Sunshine Coast Search and Rescue (SAR), BC Parks staff and Tetrahedron Outdoor Club volunteers are pleading with the public to stay out of the four backcountry cabins at Tetrahedron Provincial Park.
The park cabins have been closed for day use and overnight stays since last March because of COVID-19. They remain unlocked in case they’re needed for emergency use.
Despite park signage and online notices, visitors keep staying overnight in the cabins, says Melissa Rayfield, the outdoor club’s spokesperson and cabin steward.
“The Outdoor Club is asking that people respect the closure, as volunteers have no way of cleaning the cabins and ensuring that people are safe,” she said in a statement emailed to Coast Reporter.
BC Parks staff patrol the Class A park and have issued violations tickets, said the statement.
The rustic backcountry huts are only accessible by the rough and unmaintained Chapman/Gray Forest Service Road, which requires minimum preparation of chains, tow ropes and a shovel.
SAR spokesperson Andy Evans told Coast Reporter using prohibited, remote cabins could put first responders at risk and waste resources.
“There are people staying in those cabins that shouldn’t be, and it could be misconstrued as someone that is late coming back,” resulting in a fake call, he said.
The organization recently assumed responsibility as cabin steward for Edwards Cabin. They responded to several “major medical calls” to the park last winter.
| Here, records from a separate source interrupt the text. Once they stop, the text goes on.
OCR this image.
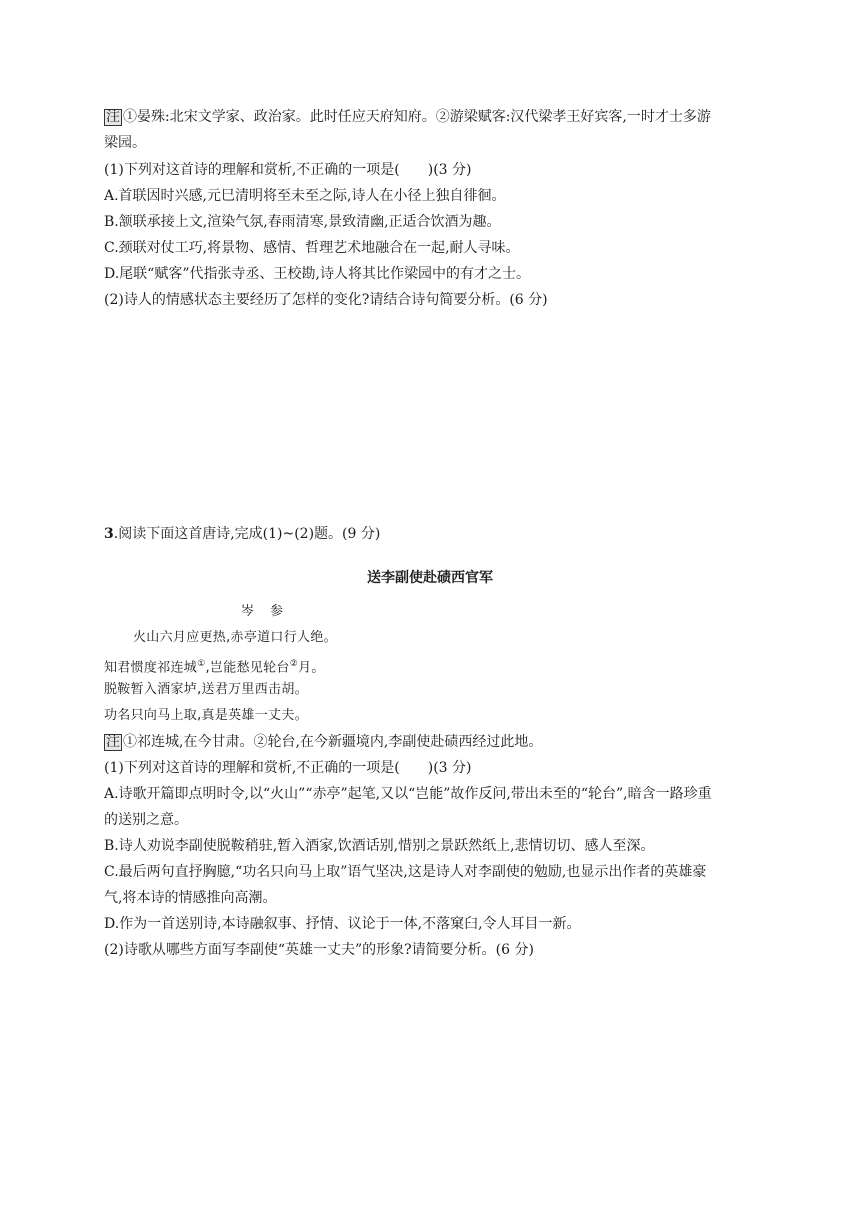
注 ①晏殊:北宋文学家、政治家。此时任应天府知府。②游梁赋客:汉代梁孝王好宾客,一时才士多游
梁园。
(1)下列对这首诗的理解和赏析,不正确的一项是(　　)(3 分)
A.首联因时兴感,元巳清明将至未至之际,诗人在小径上独自徘徊。
B.颔联承接上文,渲染气氛,春雨清寒,景致清幽,正适合饮酒为趣。
C.颈联对仗工巧,将景物、感情、哲理艺术地融合在一起,耐人寻味。
D.尾联“赋客”代指张寺丞、王校勘,诗人将其比作梁园中的有才之士。
(2)诗人的情感状态主要经历了怎样的变化?请结合诗句简要分析。(6 分)
3.阅读下面这首唐诗,完成(1)~(2)题。(9 分)
送李副使赴碛西官军
岑参
火山六月应更热,赤亭道口行人绝。
知君惯度祁连城①,岂能愁见轮台②月。
脱鞍暂入酒家垆,送君万里西击胡。
功名只向马上取,真是英雄一丈夫。
注 ①祁连城,在今甘肃。②轮台,在今新疆境内,李副使赴碛西经过此地。
(1)下列对这首诗的理解和赏析,不正确的一项是(　　)(3 分)
A.诗歌开篇即点明时令,以“火山”“赤亭”起笔,又以“岂能”故作反问,带出未至的“轮台”,暗含一路珍重
的送别之意。
B.诗人劝说李副使脱鞍稍驻,暂入酒家,饮酒话别,惜别之景跃然纸上,悲情切切、感人至深。
C.最后两句直抒胸臆,“功名只向马上取”语气坚决,这是诗人对李副使的勉励,也显示出作者的英雄豪
气,将本诗的情感推向高潮。
D.作为一首送别诗,本诗融叙事、抒情、议论于一体,不落窠臼,令人耳目一新。
(2)诗歌从哪些方面写李副使“英雄一丈夫”的形象?请简要分析。(6 分)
It can take up to four hours to drive, then ski or snowshoe into the cabins, often in the dark. “It’s considerable,” said Evans. “It’s a safety concern for us.”
Rayfield said the number of visitors has been “increasing dramatically” over the past few years. She and Evans say people have been using the cabins on a weekly basis this winter.
That use could pose another safety risk – contracting COVID-19 – which is the main reason they were closed in the first place. “There’s no way to sanitize them,” Evans said. “It can be an infection risk.”
Volunteers have also noticed debris in the parking lot from open fires, which are prohibited in the park along with domesticated animals, because of its location at the headwaters of Chapman and Gray Creeks, the primary source of drinking water for Sunshine Coast residents.
The Outdoor Club, which helps maintain the cabins, isn’t getting revenue from cabin fees, but firewood shipped into the park by helicopter is still being used by guests for open fires or in cabins, said Rayfield. As a result, the club has stopped providing the fuel. “We need to ensure that wood is conserved for when the cabins reopen after COVID restrictions are lifted,” she said.
Day use is still permitted at the park, and Rayfield recommended Batchelor Lake as an option for beginners and families.
“Please be prepared when venturing further in to the park. Always leave a trip plan, have a map and emergency supplies,” she said. There is minimal cellular service except at Mount Steele.